El doctor Armstrong dio un rápido paso adelante y estrechó con fuerza la mano de Holmes.
-Es usted un buen tipo -dijo-. Le había juzgado mal. Doy gracias al cielo por haberme arrepentido de dejar al pobre Staunton aquí solo con su dolor y haber hecho dar la vuelta a mi coche, porque así he tenido ocasión de conocerle. Sabiendo ya lo que usted sabe, el resto es fácil de explicar. Hace un año, Godfrey Staunton pasó una temporada en una pensión de Londres, se enamoró perdidamente de la hija de la patrona y se casó con ella. Era una muchacha tan buena como hermosa y tan inteligente como buena. Ningún hombre se avergonzaría de una esposa semejante. Pero Godfrey era el heredero de ese viejo aristócrata avinagrado y estaba completamente seguro de que la noticia de su matrimonio daría al traste con su herencia. Yo conocía bien al muchacho y lo apreciaba por sus muchas y excelentes cualidades. Hice todo lo que pude para ayudarle a arreglar las cosas. Procuramos, por todos los medios posibles, que nadie se enterase del asunto, porque una vez que un rumor así se pone en marcha, no tarda mucho en ser del dominio público. Hasta ahora, gracias a esta casita aislada y a su propia discreción, Godfrey había conseguido lo que se proponía. Nadie conocía su secreto, excepto yo y un sirviente de toda confianza, que en estos momentos ha ido a Trumpington a buscar ayuda. Pero, de pronto, una terrible desgracia se abatió sobre ellos: la esposa contrajo una grave enfermedad, una tuberculosis del tipo más virulento. El pobre muchacho estaba medio loco de angustia, a pesar de lo cual tenía que ir a Londres a jugar ese partido, porque no podía faltar sin dar explicaciones que revelarían el secreto. Intenté animarlo por medio de un telegrama, y él me respondió con otro, en el que me suplicaba que hiciera todo lo posible. Ese fue el telegrama que usted, de algún modo inexplicable, parece haber visto.

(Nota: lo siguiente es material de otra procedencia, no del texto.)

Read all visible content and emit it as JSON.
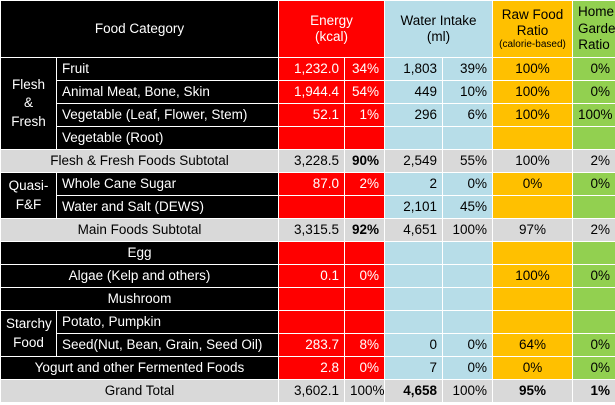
{
  "header": {
    "food_category": "Food Category",
    "energy": "Energy",
    "energy_unit": "(kcal)",
    "water": "Water Intake",
    "water_unit": "(ml)",
    "raw_food": "Raw Food",
    "raw_ratio": "Ratio",
    "raw_basis": "(calorie-based)",
    "home": "Home",
    "garden": "Garden",
    "home_ratio": "Ratio"
  },
  "groups": {
    "flesh_fresh": [
      "Flesh",
      "&",
      "Fresh"
    ],
    "quasi": [
      "Quasi-",
      "F&F"
    ],
    "starchy": [
      "Starchy",
      "Food"
    ]
  },
  "rows": [
    {
      "label": "Fruit",
      "energy": "1,232.0",
      "energy_pct": "34%",
      "water": "1,803",
      "water_pct": "39%",
      "raw": "100%",
      "home": "0%"
    },
    {
      "label": "Animal Meat, Bone, Skin",
      "energy": "1,944.4",
      "energy_pct": "54%",
      "water": "449",
      "water_pct": "10%",
      "raw": "100%",
      "home": "0%"
    },
    {
      "label": "Vegetable (Leaf, Flower, Stem)",
      "energy": "52.1",
      "energy_pct": "1%",
      "water": "296",
      "water_pct": "6%",
      "raw": "100%",
      "home": "100%"
    },
    {
      "label": "Vegetable (Root)",
      "energy": "",
      "energy_pct": "",
      "water": "",
      "water_pct": "",
      "raw": "",
      "home": ""
    },
    {
      "label": "Flesh & Fresh Foods Subtotal",
      "energy": "3,228.5",
      "energy_pct": "90%",
      "water": "2,549",
      "water_pct": "55%",
      "raw": "100%",
      "home": "2%"
    },
    {
      "label": "Whole Cane Sugar",
      "energy": "87.0",
      "energy_pct": "2%",
      "water": "2",
      "water_pct": "0%",
      "raw": "0%",
      "home": "0%"
    },
    {
      "label": "Water and Salt (DEWS)",
      "energy": "",
      "energy_pct": "",
      "water": "2,101",
      "water_pct": "45%",
      "raw": "",
      "home": ""
    },
    {
      "label": "Main Foods Subtotal",
      "energy": "3,315.5",
      "energy_pct": "92%",
      "water": "4,651",
      "water_pct": "100%",
      "raw": "97%",
      "home": "2%"
    },
    {
      "label": "Egg",
      "energy": "",
      "energy_pct": "",
      "water": "",
      "water_pct": "",
      "raw": "",
      "home": ""
    },
    {
      "label": "Algae (Kelp and others)",
      "energy": "0.1",
      "energy_pct": "0%",
      "water": "",
      "water_pct": "",
      "raw": "100%",
      "home": "0%"
    },
    {
      "label": "Mushroom",
      "energy": "",
      "energy_pct": "",
      "water": "",
      "water_pct": "",
      "raw": "",
      "home": ""
    },
    {
      "label": "Potato, Pumpkin",
      "energy": "",
      "energy_pct": "",
      "water": "",
      "water_pct": "",
      "raw": "",
      "home": ""
    },
    {
      "label": "Seed(Nut, Bean, Grain, Seed Oil)",
      "energy": "283.7",
      "energy_pct": "8%",
      "water": "0",
      "water_pct": "0%",
      "raw": "64%",
      "home": "0%"
    },
    {
      "label": "Yogurt and other Fermented Foods",
      "energy": "2.8",
      "energy_pct": "0%",
      "water": "7",
      "water_pct": "0%",
      "raw": "0%",
      "home": "0%"
    },
    {
      "label": "Grand Total",
      "energy": "3,602.1",
      "energy_pct": "100%",
      "water": "4,658",
      "water_pct": "100%",
      "raw": "95%",
      "home": "1%"
    }
  ],
  "colors": {
    "category": "#000000",
    "energy": "#ff0000",
    "water": "#b7dde8",
    "raw": "#ffc000",
    "home": "#92d050",
    "subtotal": "#d9d9d9"
  }
}
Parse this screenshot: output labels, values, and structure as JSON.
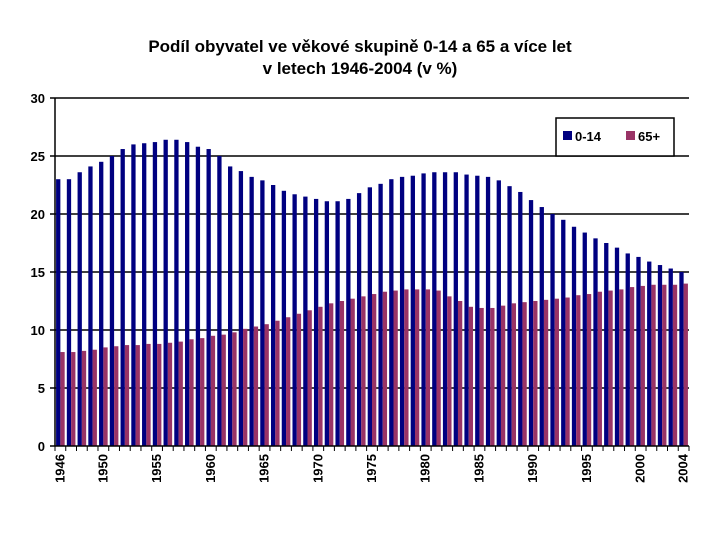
{
  "chart_data": {
    "type": "bar",
    "title_line1": "Podíl obyvatel ve věkové skupině 0-14 a 65 a více let",
    "title_line2": "v letech 1946-2004 (v %)",
    "xlabel": "",
    "ylabel": "",
    "ylim": [
      0,
      30
    ],
    "yticks": [
      0,
      5,
      10,
      15,
      20,
      25,
      30
    ],
    "grid": true,
    "legend_position": "top-right",
    "categories": [
      1946,
      1947,
      1948,
      1949,
      1950,
      1951,
      1952,
      1953,
      1954,
      1955,
      1956,
      1957,
      1958,
      1959,
      1960,
      1961,
      1962,
      1963,
      1964,
      1965,
      1966,
      1967,
      1968,
      1969,
      1970,
      1971,
      1972,
      1973,
      1974,
      1975,
      1976,
      1977,
      1978,
      1979,
      1980,
      1981,
      1982,
      1983,
      1984,
      1985,
      1986,
      1987,
      1988,
      1989,
      1990,
      1991,
      1992,
      1993,
      1994,
      1995,
      1996,
      1997,
      1998,
      1999,
      2000,
      2001,
      2002,
      2003,
      2004
    ],
    "x_tick_labels": [
      "1946",
      "1950",
      "1955",
      "1960",
      "1965",
      "1970",
      "1975",
      "1980",
      "1985",
      "1990",
      "1995",
      "2000",
      "2004"
    ],
    "series": [
      {
        "name": "0-14",
        "color": "#000080",
        "values": [
          23.0,
          23.0,
          23.6,
          24.1,
          24.5,
          25.0,
          25.6,
          26.0,
          26.1,
          26.2,
          26.4,
          26.4,
          26.2,
          25.8,
          25.6,
          25.0,
          24.1,
          23.7,
          23.2,
          22.9,
          22.5,
          22.0,
          21.7,
          21.5,
          21.3,
          21.1,
          21.1,
          21.3,
          21.8,
          22.3,
          22.6,
          23.0,
          23.2,
          23.3,
          23.5,
          23.6,
          23.6,
          23.6,
          23.4,
          23.3,
          23.2,
          22.9,
          22.4,
          21.9,
          21.2,
          20.6,
          20.0,
          19.5,
          18.9,
          18.4,
          17.9,
          17.5,
          17.1,
          16.6,
          16.3,
          15.9,
          15.6,
          15.3,
          15.0
        ]
      },
      {
        "name": "65+",
        "color": "#993366",
        "values": [
          8.1,
          8.1,
          8.2,
          8.3,
          8.5,
          8.6,
          8.7,
          8.7,
          8.8,
          8.8,
          8.9,
          9.0,
          9.2,
          9.3,
          9.5,
          9.6,
          9.8,
          10.1,
          10.3,
          10.5,
          10.8,
          11.1,
          11.4,
          11.7,
          12.0,
          12.3,
          12.5,
          12.7,
          12.9,
          13.1,
          13.3,
          13.4,
          13.5,
          13.5,
          13.5,
          13.4,
          12.9,
          12.5,
          12.0,
          11.9,
          11.9,
          12.1,
          12.3,
          12.4,
          12.5,
          12.6,
          12.7,
          12.8,
          13.0,
          13.1,
          13.3,
          13.4,
          13.5,
          13.7,
          13.8,
          13.9,
          13.9,
          13.9,
          14.0
        ]
      }
    ]
  }
}
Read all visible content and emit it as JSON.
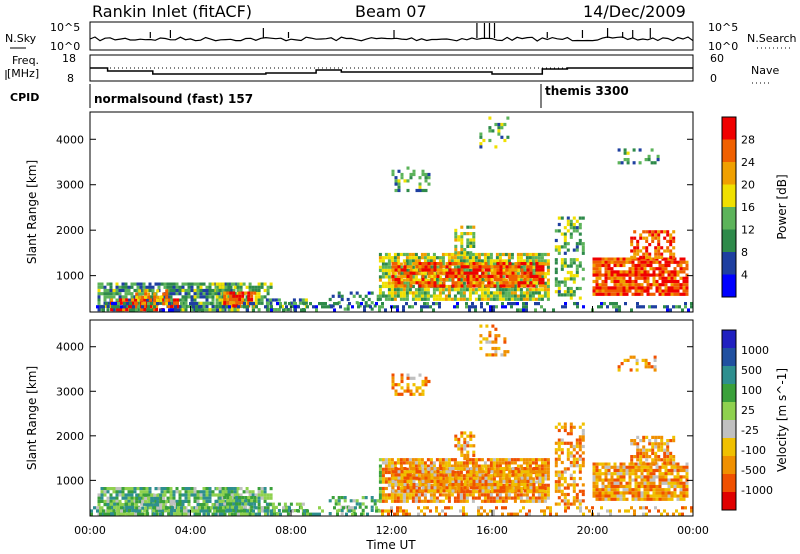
{
  "header": {
    "station": "Rankin Inlet (fitACF)",
    "beam": "Beam 07",
    "date": "14/Dec/2009"
  },
  "noise_panel": {
    "left_label": "N.Sky",
    "left_ticks": [
      "10^5",
      "10^0"
    ],
    "right_label": "N.Search",
    "right_ticks": [
      "10^5",
      "10^0"
    ]
  },
  "freq_panel": {
    "left_label_1": "Freq.",
    "left_label_2": "[MHz]",
    "left_ticks": [
      "18",
      "8"
    ],
    "right_label": "Nave",
    "right_ticks": [
      "60",
      "0"
    ]
  },
  "cpid": {
    "label": "CPID",
    "segments": [
      "normalsound (fast) 157",
      "themis 3300"
    ]
  },
  "colors": {
    "power_scale": [
      "#0000ff",
      "#1e3fa0",
      "#2e8a4a",
      "#5cb35a",
      "#f0e000",
      "#f0a000",
      "#f06000",
      "#f00000"
    ],
    "velocity_scale": [
      "#e00000",
      "#f05000",
      "#f09000",
      "#f0c000",
      "#c0c0c0",
      "#8fd14f",
      "#3aa03a",
      "#2e8f8f",
      "#2050a0",
      "#2020c0"
    ]
  },
  "chart_data": [
    {
      "type": "heatmap",
      "name": "power",
      "ylabel": "Slant Range [km]",
      "xlabel": "",
      "yticks": [
        "1000",
        "2000",
        "3000",
        "4000"
      ],
      "ylim": [
        200,
        4600
      ],
      "colorbar_label": "Power [dB]",
      "colorbar_ticks": [
        "4",
        "8",
        "12",
        "16",
        "20",
        "24",
        "28"
      ]
    },
    {
      "type": "heatmap",
      "name": "velocity",
      "ylabel": "Slant Range [km]",
      "xlabel": "Time UT",
      "xticks": [
        "00:00",
        "04:00",
        "08:00",
        "12:00",
        "16:00",
        "20:00",
        "00:00"
      ],
      "yticks": [
        "1000",
        "2000",
        "3000",
        "4000"
      ],
      "ylim": [
        200,
        4600
      ],
      "colorbar_label": "Velocity [m s^-1]",
      "colorbar_ticks": [
        "1000",
        "500",
        "100",
        "25",
        "-25",
        "-100",
        "-500",
        "-1000"
      ]
    }
  ]
}
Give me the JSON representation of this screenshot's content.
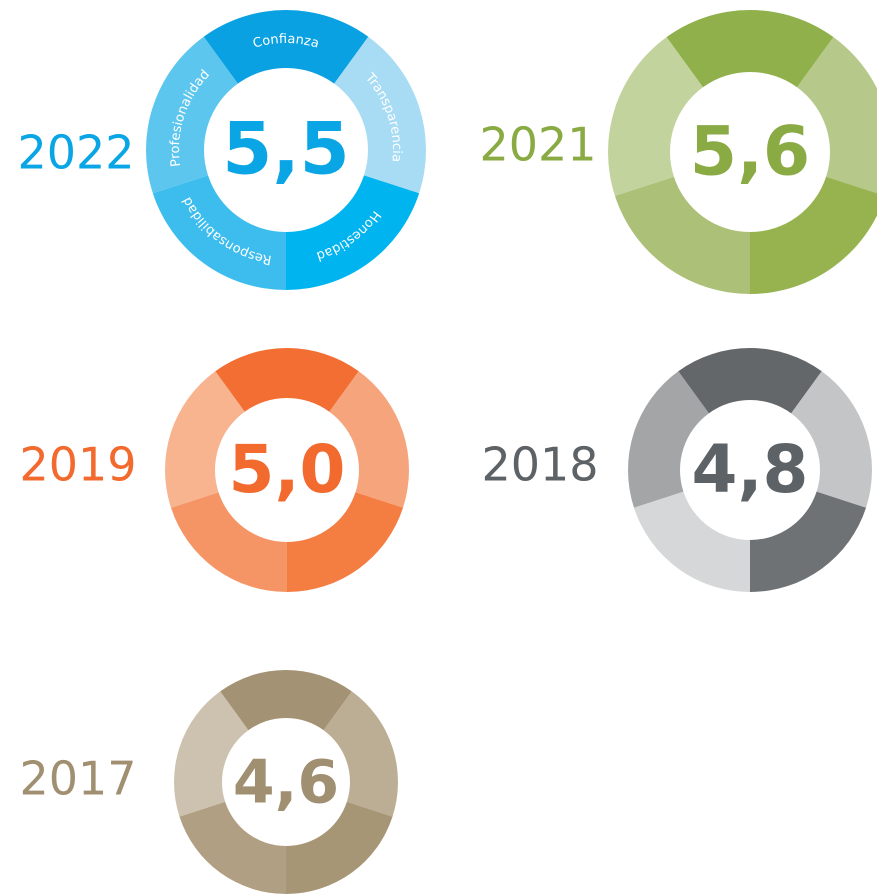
{
  "donuts": [
    {
      "year": "2022",
      "score": "5,5",
      "segments": [
        "Confianza",
        "Transparencia",
        "Honestidad",
        "Responsabilidad",
        "Profesionalidad"
      ]
    },
    {
      "year": "2021",
      "score": "5,6"
    },
    {
      "year": "2019",
      "score": "5,0"
    },
    {
      "year": "2018",
      "score": "4,8"
    },
    {
      "year": "2017",
      "score": "4,6"
    }
  ]
}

Yo no le había dicho lo inminente que era el desenlace, porque sabía que su presencia aquí no serviría de nada, pero le conté la verdad al padre de la chica, y él, sin pararse a pensar, se la contó a Godfrey, con el resultado de que éste se presentó aquí en un estado rayano en la locura, y en ese estado ha permanecido desde entonces, arrodillado al pie de la cama, hasta que esta mañana la muerte puso fin a los sufrimientos de la pobre mujer. Eso es todo, señor Holmes, y estoy seguro de que puedo confiar en su discreción y en la de su amigo.
Holmes estrechó la mano del doctor. -Vamos, Watson -dijo.
Y salimos de aquella casa de dolor al pálido sol de la mañana de invierno.